Uchite -- A taiko player.
Uchiwa-daiko -- A handheld taiko that has the skin stretched and stitched over a hoop and attached to a handle. This
            taiko has no resonator. Literally means "fan drum".  Originally used to accompany chanting in the Nichiren
            Buddhist sect, but now common in taiko groups. Most uchiwa are small (7 sun 1.5 shaku), but large
            versions (up to 5 shaku or larger) are sometimes made. Commonly set up in a rack and played as a set.
Uhoogaku - Music of the Right The body of Gagaku music and dances were organized into the Music of the Right and the
        Music of the Left in the 9th century  Uhoogaku includes Gagaku compositions from Korea, as well as
       Japanese compositions in that style. Visually, Uhoogaku is associated with the color green, the futatsu-domoe,
       and the image of  phoenix surmounted by the moon. See dadaiko, gagaku, sahoogaku,  samai, and umai.
Umai - Dances of the Right. Umai includes dances from Korea as well as Japanese compositions in that style, always
accompanied by Uhoogaku. Umai generally have more spirited movements, which are based on the rhythm. Umai
also includes some humorous pieces. Visually, umai is associated with the color green.. See gagaku, sahoogaku,
samai, and uhoogaku.
Urushi - Japanese lacquer. The most common finish for taiko bodies. It is capable of being colored a variety of tints, from
clear to black. The application of urushi is considered an art form in Japan. The lacquer is tapped from trees
similar to the way maple syrup is obtained. The wet lacquer is also a strong irritant, being a relative of poison oak,
and produces serious rashes if accidentally touched to bare skin (safe when dry).
Uta - A song. Also a general term for singing.
Utabue - A fue tuned to western scales.  
Wadaiko -- Literally, “Japanese Drum”. Used to refer in general to Japanese drums as opposed to Western percussion.

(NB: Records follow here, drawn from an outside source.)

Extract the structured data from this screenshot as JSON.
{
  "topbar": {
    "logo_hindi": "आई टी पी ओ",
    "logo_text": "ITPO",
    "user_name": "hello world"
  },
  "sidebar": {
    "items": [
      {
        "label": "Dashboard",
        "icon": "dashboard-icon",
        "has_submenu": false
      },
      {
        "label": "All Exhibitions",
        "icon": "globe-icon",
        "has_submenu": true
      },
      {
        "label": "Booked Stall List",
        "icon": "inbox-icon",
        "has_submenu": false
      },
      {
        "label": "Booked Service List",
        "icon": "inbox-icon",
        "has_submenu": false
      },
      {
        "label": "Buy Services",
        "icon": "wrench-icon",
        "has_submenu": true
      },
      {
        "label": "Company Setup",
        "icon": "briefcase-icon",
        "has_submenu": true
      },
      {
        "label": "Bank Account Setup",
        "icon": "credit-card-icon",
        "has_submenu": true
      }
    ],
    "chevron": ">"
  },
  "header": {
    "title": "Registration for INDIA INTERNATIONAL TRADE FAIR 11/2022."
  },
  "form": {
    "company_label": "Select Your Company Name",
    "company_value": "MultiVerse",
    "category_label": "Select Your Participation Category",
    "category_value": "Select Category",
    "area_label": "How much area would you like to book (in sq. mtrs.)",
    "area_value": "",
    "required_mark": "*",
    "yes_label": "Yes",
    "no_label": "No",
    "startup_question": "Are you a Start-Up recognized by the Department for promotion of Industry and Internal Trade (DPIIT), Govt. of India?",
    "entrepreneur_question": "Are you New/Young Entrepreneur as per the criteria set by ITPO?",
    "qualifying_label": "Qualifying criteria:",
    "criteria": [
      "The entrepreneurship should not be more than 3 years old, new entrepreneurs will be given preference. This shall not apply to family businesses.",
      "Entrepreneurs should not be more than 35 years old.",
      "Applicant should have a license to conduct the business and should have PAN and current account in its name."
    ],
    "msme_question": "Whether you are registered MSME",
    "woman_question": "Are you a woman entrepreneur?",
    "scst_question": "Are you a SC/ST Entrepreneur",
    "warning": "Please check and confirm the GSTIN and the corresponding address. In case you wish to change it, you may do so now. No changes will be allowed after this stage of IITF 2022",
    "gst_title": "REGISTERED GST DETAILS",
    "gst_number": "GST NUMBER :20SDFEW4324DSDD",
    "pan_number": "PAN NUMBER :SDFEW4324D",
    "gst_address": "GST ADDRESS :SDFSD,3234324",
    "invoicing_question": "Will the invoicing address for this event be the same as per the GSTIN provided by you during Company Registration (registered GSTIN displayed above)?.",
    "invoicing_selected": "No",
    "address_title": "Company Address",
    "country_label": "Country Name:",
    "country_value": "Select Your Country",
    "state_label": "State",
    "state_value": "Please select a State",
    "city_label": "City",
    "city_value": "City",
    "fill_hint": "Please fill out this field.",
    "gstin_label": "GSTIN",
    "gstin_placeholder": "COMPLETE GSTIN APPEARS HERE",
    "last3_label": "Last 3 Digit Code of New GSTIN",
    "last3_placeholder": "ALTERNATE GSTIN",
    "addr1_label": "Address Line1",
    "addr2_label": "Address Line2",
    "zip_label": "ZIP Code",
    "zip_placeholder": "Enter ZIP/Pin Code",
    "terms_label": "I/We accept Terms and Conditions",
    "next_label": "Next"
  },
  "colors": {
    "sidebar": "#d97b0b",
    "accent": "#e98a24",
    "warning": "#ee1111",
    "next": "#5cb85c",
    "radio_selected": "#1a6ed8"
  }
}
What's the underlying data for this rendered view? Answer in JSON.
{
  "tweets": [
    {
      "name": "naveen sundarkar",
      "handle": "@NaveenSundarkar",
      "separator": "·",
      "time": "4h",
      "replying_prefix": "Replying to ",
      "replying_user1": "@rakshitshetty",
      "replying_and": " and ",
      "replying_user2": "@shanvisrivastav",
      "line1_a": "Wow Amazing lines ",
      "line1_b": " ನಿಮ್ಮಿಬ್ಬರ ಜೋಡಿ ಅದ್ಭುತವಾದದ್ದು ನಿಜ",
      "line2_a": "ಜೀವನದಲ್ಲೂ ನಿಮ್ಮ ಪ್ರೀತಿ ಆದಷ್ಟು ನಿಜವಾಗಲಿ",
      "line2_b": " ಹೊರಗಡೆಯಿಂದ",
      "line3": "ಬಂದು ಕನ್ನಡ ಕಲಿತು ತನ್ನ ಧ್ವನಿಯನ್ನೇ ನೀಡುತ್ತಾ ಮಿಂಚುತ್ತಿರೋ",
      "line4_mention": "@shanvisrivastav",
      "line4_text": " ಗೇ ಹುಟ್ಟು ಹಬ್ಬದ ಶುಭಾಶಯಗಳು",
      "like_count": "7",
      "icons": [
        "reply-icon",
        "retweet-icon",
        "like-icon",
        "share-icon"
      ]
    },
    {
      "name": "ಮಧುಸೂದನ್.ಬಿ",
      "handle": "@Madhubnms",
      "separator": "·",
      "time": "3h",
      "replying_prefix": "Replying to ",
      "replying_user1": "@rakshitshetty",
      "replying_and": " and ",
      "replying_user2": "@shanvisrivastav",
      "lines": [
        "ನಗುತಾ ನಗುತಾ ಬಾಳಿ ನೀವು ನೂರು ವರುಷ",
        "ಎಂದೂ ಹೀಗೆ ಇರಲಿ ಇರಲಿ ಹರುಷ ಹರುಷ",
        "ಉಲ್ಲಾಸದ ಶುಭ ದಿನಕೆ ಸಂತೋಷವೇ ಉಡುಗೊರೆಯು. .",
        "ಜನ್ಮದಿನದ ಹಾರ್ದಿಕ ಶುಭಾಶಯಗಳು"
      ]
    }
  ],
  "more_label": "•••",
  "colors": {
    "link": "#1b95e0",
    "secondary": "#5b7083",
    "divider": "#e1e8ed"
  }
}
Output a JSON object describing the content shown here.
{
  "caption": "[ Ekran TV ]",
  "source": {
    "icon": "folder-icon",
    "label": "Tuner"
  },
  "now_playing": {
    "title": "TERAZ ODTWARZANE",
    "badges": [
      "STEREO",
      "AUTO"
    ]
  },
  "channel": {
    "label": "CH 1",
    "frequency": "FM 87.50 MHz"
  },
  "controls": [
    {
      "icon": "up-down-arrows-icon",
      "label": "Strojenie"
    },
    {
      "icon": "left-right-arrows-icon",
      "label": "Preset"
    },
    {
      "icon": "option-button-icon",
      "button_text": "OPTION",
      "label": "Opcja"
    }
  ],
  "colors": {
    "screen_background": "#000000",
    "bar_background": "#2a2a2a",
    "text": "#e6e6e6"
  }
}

     Specifically refers to the shime-daiko used in Noh and Kabuki theater. Also sometimes used to refer to kumi-
Waraji - Sandals made form rice straw.
X-dai -- A shaped stand for nagado and oke-daiko. The X-dai holds the taiko horizontally at head level.
Yagura-dai - A "X" stand for a nagado-daiko that has four, slightly splayed legs. The yagura-dai holds the drum
       horizontally at about shoulder height.
Yatai -- A festival float, pulled by festival participants, sometimes carrying musicians.
Yokobue - Also known as fue, hayashi-bue, shinobue and takebue. A transverse bamboo flute. Literally means "horizontal
      flute". See fue.
Yonbyoshi - A term indicating the four instruments of Nohgaku: kotsuzumi, ootauzumi, taiko, nohkan.
Yonhon Ashi-dai - Also Shihon bashira-dai. A stand for nagado-daiko that has four vertical legs.  The yonhon ashi-dai
                  hold the taiko horizontally at about shoulder height.
Yotsutake - Hand held slats of bamboo used as clappers.
Za-dai  -- Also miyake-dai. A low stand used to hold a nagado-daiko horizontally at knee height. Often used for the miyake
 style of taiko playing.
Zelkova - Zelkova Serrata. English name for the keyaki tree, which is native to Japan.
zero/rei - equals numeral 0 (zero).
Zori - Traditional Japanese thonged sandals similar in design to the ubiquitous flip-flops.